Psikolog Klinis Maria Fionna Callista menilai, flexing tidak selamanya buruk. Dalam kondisi tertentu, justru bisa menjadi cara seseorang merayakan pencapaian hidupnya, sekaligus menginspirasi orang lain agar tetap berusaha.
Baca juga:
“Bisa jadi seseorang menganggap flexing jadi salah satu cara menunjukkan rasa bangganya terhadap usaha atau pencapaian yang dia punya selama ini lewat kerja kerasnya,” jelas Fionna saat diwawancarai Kompas.com, Rabu (3/9/2025).
Flexing sering dipandang hanya sebagai upaya pamer. Padahal, menurut Fionna, ada sisi emosional yang juga berperan.
Ketika seseorang mengunggah hasil jerih payahnya, hal itu bisa menjadi bentuk rasa syukur dan kebanggaan.
Misalnya, seorang anak muda yang baru bisa membeli rumah atau kendaraan pertamanya. Unggahan itu bisa dilihat tidak hanya sebagai tindakan pamer, tapi juga ekspresi kegembiraan setelah melalui proses panjang dan kerja keras.
“Menurutku flexing itu tidak ada salahnya, selama konteksnya sehat dan masih dalam batas yang wajar,” ujar Fionna.

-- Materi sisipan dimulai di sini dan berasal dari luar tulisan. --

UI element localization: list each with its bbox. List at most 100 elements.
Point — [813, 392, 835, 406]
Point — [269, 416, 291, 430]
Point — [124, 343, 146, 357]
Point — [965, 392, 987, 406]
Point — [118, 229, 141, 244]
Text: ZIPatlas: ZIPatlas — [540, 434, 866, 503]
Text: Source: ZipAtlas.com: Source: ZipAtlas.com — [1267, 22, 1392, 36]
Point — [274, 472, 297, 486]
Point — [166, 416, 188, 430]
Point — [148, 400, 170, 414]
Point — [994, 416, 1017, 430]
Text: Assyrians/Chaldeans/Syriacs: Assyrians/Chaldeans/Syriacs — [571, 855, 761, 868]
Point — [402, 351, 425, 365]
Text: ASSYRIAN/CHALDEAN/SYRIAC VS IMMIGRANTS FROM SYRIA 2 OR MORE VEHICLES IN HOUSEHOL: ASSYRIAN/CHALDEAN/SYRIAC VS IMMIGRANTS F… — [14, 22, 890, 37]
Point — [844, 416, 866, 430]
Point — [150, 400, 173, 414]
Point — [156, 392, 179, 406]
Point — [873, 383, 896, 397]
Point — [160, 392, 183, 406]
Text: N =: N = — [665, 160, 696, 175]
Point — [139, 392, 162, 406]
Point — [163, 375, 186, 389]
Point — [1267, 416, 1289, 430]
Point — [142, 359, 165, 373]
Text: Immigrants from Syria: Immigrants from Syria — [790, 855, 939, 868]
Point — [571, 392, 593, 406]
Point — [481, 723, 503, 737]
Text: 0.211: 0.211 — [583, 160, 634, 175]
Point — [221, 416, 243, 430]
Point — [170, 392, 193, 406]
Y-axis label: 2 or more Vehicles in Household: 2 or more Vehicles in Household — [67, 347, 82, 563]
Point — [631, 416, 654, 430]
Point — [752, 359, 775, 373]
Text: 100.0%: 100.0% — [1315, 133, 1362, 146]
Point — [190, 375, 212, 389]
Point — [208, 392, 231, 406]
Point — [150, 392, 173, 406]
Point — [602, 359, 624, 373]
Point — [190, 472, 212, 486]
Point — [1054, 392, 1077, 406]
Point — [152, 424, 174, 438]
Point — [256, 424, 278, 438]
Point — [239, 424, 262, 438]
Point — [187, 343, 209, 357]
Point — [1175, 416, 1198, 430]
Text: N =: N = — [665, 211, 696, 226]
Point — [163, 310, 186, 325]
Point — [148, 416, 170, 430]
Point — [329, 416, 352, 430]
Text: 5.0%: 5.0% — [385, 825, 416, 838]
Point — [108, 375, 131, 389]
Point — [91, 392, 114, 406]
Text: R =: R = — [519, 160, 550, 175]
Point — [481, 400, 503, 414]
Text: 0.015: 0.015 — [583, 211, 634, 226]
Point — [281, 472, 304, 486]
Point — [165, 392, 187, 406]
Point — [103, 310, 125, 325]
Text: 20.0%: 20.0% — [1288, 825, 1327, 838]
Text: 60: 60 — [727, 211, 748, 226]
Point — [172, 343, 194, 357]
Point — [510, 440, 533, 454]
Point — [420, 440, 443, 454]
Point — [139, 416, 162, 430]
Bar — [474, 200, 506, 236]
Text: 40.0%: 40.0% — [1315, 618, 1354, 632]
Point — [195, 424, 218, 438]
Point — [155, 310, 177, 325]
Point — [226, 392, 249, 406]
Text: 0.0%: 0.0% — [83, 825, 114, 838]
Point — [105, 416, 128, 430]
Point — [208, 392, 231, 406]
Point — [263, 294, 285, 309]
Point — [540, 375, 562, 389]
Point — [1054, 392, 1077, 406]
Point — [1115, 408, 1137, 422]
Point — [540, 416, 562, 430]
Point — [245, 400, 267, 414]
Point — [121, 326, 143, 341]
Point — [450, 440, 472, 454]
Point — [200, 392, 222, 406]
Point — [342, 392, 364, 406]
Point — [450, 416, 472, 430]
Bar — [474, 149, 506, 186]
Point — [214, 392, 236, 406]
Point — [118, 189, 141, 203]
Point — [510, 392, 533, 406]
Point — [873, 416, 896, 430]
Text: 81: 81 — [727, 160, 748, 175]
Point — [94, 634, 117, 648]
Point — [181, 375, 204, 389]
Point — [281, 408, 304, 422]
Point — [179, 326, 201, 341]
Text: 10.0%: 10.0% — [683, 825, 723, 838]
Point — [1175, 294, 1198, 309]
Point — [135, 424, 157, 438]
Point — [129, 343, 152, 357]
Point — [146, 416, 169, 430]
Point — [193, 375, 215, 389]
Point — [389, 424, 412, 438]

Dengan kata lain, flexing bisa menjadi cara seseorang merayakan pencapaian pribadinya.
Baca juga:
Selain ekspresi kebanggaan, flexing juga punya fungsi lain yaitu sebagai self-branding atau pembentukan citra diri.
Dalam era digital, citra diri sering kali dibangun melalui media sosial. Apa yang ditampilkan seseorang di ruang publik dapat membentuk identitas yang ingin ia tunjukkan.
“Flexing juga bisa jadi bentuk self-branding. Misalnya, ingin dilihat sebagai individu dengan identitas tertentu. Contohnya, seseorang ingin menunjukkan bahwa suatu pekerjaan tertentu bisa membuat sukses juga,” jelas Fionna.
Artinya, unggahan tentang pencapaian bukan semata-mata untuk menunjukkan kemewahan, tapi juga sebagai pesan bahwa profesi atau pilihan hidup tertentu bisa membawa hasil yang nyata.